We demonstrated decreases in ceftriaxone therapy use and the number of UAs and CBCs ordered in a group of febrile infants and toddlers with IVTA infection presenting to the ED in whom the results of the ELISA for IVTA was available before discharge from the ED compared with infants and toddlers for whom the test results were available later. A prospective larger study is needed to confirm our findings and to test the effects on other factors such as patient satisfaction with care and return visits to the ED or primary care physician offices.

Accepted for publication August 30, 2001.

Corresponding author and reprints: Vidya Sharma, MBBS, MPH, Department of Pediatrics, Children's Mercy Hospital, 2401 Gilham Rd, Kansas City, MO 64108 (e-mail: vsharma@cmh.edu).

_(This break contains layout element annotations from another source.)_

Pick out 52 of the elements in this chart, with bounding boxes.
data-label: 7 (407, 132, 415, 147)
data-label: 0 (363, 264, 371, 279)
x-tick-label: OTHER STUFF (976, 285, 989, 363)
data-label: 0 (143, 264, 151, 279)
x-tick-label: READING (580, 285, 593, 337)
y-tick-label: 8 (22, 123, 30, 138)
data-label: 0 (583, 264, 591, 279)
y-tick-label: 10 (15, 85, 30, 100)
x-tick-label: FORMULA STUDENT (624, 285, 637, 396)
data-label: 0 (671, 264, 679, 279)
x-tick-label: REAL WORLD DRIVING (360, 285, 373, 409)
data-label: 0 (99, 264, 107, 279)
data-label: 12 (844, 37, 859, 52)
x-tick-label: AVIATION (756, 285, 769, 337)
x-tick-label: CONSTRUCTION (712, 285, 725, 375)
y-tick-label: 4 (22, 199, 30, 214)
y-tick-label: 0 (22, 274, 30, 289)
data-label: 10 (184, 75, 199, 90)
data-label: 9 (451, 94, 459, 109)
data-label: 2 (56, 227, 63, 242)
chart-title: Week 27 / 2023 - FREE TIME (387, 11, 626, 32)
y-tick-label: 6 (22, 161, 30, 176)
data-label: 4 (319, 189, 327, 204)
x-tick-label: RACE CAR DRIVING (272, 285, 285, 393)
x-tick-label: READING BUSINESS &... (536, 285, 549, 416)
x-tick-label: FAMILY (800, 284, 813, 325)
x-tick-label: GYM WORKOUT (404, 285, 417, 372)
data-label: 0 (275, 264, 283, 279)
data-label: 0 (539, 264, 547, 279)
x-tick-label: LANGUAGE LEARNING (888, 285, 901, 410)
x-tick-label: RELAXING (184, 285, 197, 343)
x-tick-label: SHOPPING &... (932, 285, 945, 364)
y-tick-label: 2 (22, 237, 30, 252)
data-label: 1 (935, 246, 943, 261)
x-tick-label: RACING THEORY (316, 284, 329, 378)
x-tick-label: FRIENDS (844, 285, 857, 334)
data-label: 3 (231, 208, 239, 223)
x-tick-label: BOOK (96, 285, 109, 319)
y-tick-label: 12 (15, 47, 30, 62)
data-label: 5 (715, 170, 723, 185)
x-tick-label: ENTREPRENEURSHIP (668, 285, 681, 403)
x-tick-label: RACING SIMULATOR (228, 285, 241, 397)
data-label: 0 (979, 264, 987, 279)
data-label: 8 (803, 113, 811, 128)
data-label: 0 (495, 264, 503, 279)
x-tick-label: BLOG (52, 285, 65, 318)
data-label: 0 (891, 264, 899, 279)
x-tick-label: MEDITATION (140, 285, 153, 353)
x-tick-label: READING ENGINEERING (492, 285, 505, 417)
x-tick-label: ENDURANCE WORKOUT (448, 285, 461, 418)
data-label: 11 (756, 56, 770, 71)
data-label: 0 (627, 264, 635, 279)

Editor's Note: What This Study Adds

Influenza virus type A infections, a common cause of illness in children in the winter, may mimic bacterial sepsis in young infants and toddlers owing to its nonspecific presentation with fever and irritability. Rapid diagnosis of influenza virus type A has been shown to decrease antibiotic use in both ED-treated and hospitalized pediatric patients.

This study confirms decreased antibiotic use in febrile infants and toddlers presenting to the ED who have rapid confirmation of influenza virus type A infection. In addition, this study also found decreased empirical testing of infants and toddlers who present with fever without a focus. A larger prospective study is needed to confirm these results. Should this be confirmed, future guidelines for fever without a focus in infants and toddlers may need to consider the use of rapid viral diagnostic tests to decrease empirical testing and antibiotic use in these infants and toddlers.